Phineas: Dann müssen wir also nicht da bleiben. Ich will ja nicht undankbar sein, aber immer möchte ich nicht in so einem Glaskasten wohnen. Auch wenn er recht gross ist. Dann lieber irgendwo, wo’s viele Gebüsche und Schlupfmöglichkeiten hat draussen in der freien Natur. Dort, wo wir eine Höhle bauen können, mit einer Nestkammer und einer Vorratskammer. Mit zwei Ausgängen… Man weiss ja nie…
Pherb: Ja, und irgendwo, wo es auch Wasser hat. Einen Teich oder Bach oder so.
Phineas: Und Futter sollten wir genug finden können. Vielleicht da, wo es Buchen oder Haselnussbäume gibt. Oder in der Nähe eines Feldes.
Pherb: Und bitte irgendwo, wo es keine Katzen hat.

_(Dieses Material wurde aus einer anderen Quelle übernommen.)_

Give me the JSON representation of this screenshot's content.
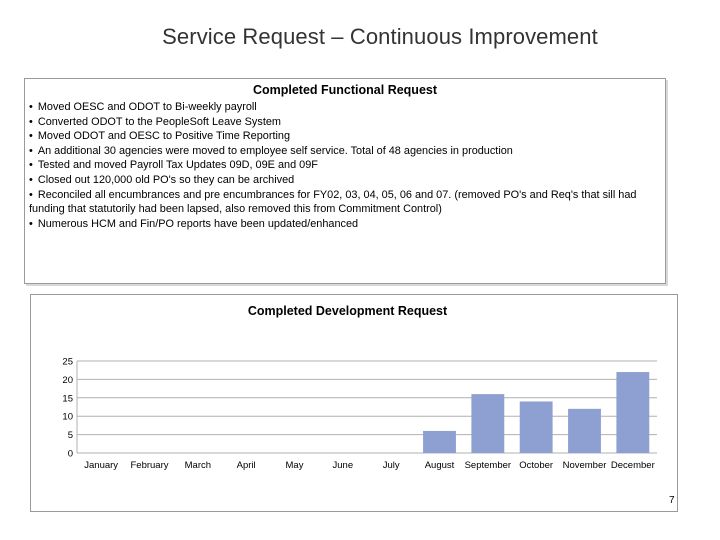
{
  "slide": {
    "title": "Service Request – Continuous Improvement",
    "page_number": "7"
  },
  "functional": {
    "heading": "Completed Functional Request",
    "bullet_char": "•",
    "items": [
      "Moved OESC and ODOT to Bi-weekly payroll",
      "Converted ODOT to the PeopleSoft Leave System",
      "Moved ODOT and OESC to Positive Time Reporting",
      "An additional 30 agencies were moved to employee self service. Total of 48 agencies in production",
      "Tested and moved Payroll Tax Updates 09D, 09E and 09F",
      "Closed out 120,000 old PO's so they can be archived",
      "Reconciled all encumbrances and pre encumbrances for FY02, 03, 04, 05, 06 and 07. (removed PO's and Req's that sill had funding that statutorily had been lapsed, also removed this from Commitment Control)",
      "Numerous HCM and Fin/PO reports have been updated/enhanced"
    ]
  },
  "chart_data": {
    "type": "bar",
    "title": "Completed Development Request",
    "categories": [
      "January",
      "February",
      "March",
      "April",
      "May",
      "June",
      "July",
      "August",
      "September",
      "October",
      "November",
      "December"
    ],
    "values": [
      0,
      0,
      0,
      0,
      0,
      0,
      0,
      6,
      16,
      14,
      12,
      22
    ],
    "ylim": [
      0,
      25
    ],
    "yticks": [
      0,
      5,
      10,
      15,
      20,
      25
    ],
    "grid": true,
    "bar_color": "#8e9fd1",
    "grid_color": "#b0b0b0"
  }
}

DAS SIND ABER VIELE WÜNSCHE AUF EINMAL. ABER ICH BIN SICHER, WIR WERDEN EINEN PASSENDEN ORT FÜR EUCH FINDEN. AUSSERDEM WÜRDEN WIR NIEMALS EIN WILDTIER ALS HAUSTIER HALTEN, WENN WIR SEINER NATUR DABEI NICHT GERECHT WERDEN KÖNNTEN. AUCH GIBT ES KEINEN GRUND, DASS IHR NICHT WIEDER IN DIENATUR GEHEN DÜRFT, SOBALD ES WIEDER WARM GENUG IST, DASS IHR EINEN GUTEN START INS NEUE LEBEN BEKOMMT.
Pherb: Also ich find’s nicht so schlimm bei euch. Phineas ist halt mehr eine Draufgängerin als ich. Ich mag’s halt lieber sicher.
Phineas: Bin ich gar nicht, du bist einfach ein Faulpelz und lässt es dir gerne gutgehen.
Pherb: Bin ich gar nicht, aber ich bin dankbar. Sie haben uns schliesslich das Leben gerettet.
Phineas: Na und, das heisst ja nicht, dass ich deshalb ewig hierbleiben muss.

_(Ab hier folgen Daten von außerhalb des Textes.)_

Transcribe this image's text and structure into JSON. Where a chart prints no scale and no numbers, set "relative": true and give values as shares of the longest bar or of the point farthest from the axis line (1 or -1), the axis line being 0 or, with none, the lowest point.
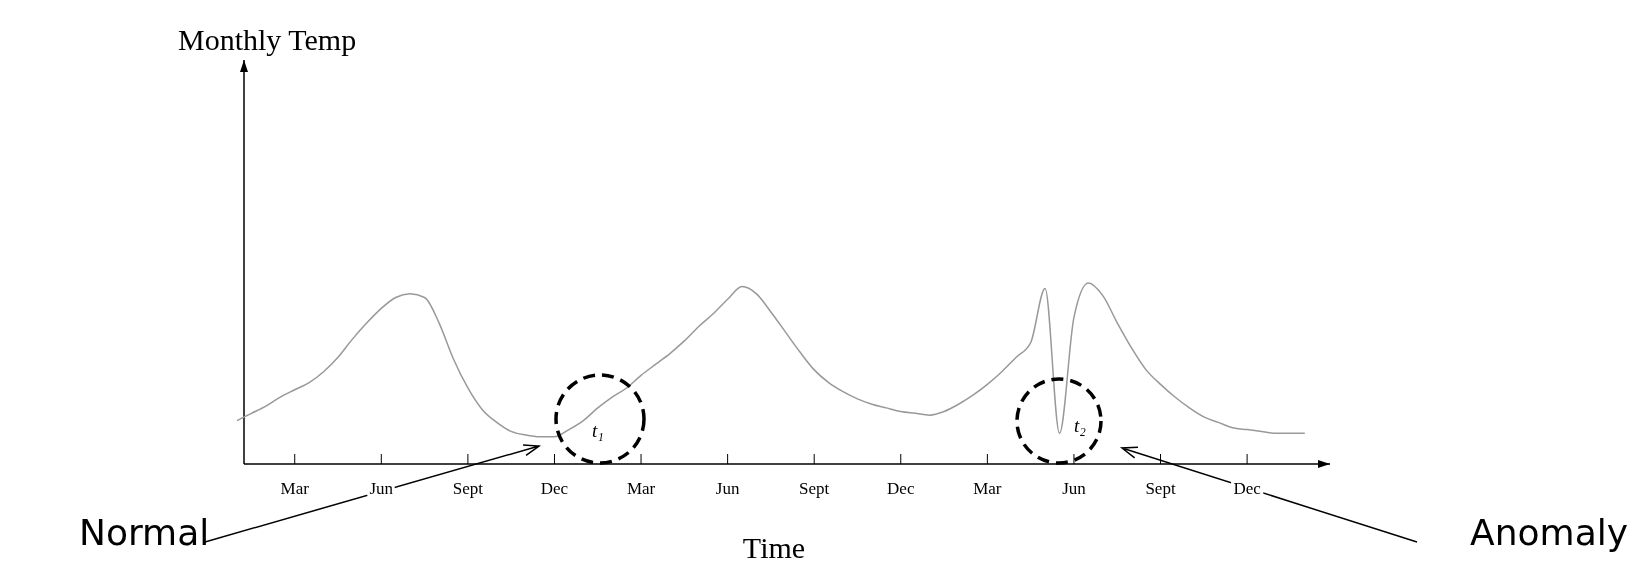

Mäuse schwarz und weiss im Käfig mit Heu und Kokusnuss
Im Gespräch mit NATURZYT
Pineas (rechts im Bild) liebt Sämereien und Nüsse über alles. Pherb (links im Bild) mag Nüsse und Samen auch und kleine Käferlarven. Sind beides fantastische Kletterer und Phineas ist ausserdem auch ein toller Hochspringer. Als Neuzuzüger bei einem nahen Waldweiher freuen sie sich über die vielen Dickichte, welche ihnen so tollen Schutz bieten. (Ihr geliebtes Kuschelhäuschen durften sie selbstverständlich behalten und Startfutter gab’s auch noch dazu.)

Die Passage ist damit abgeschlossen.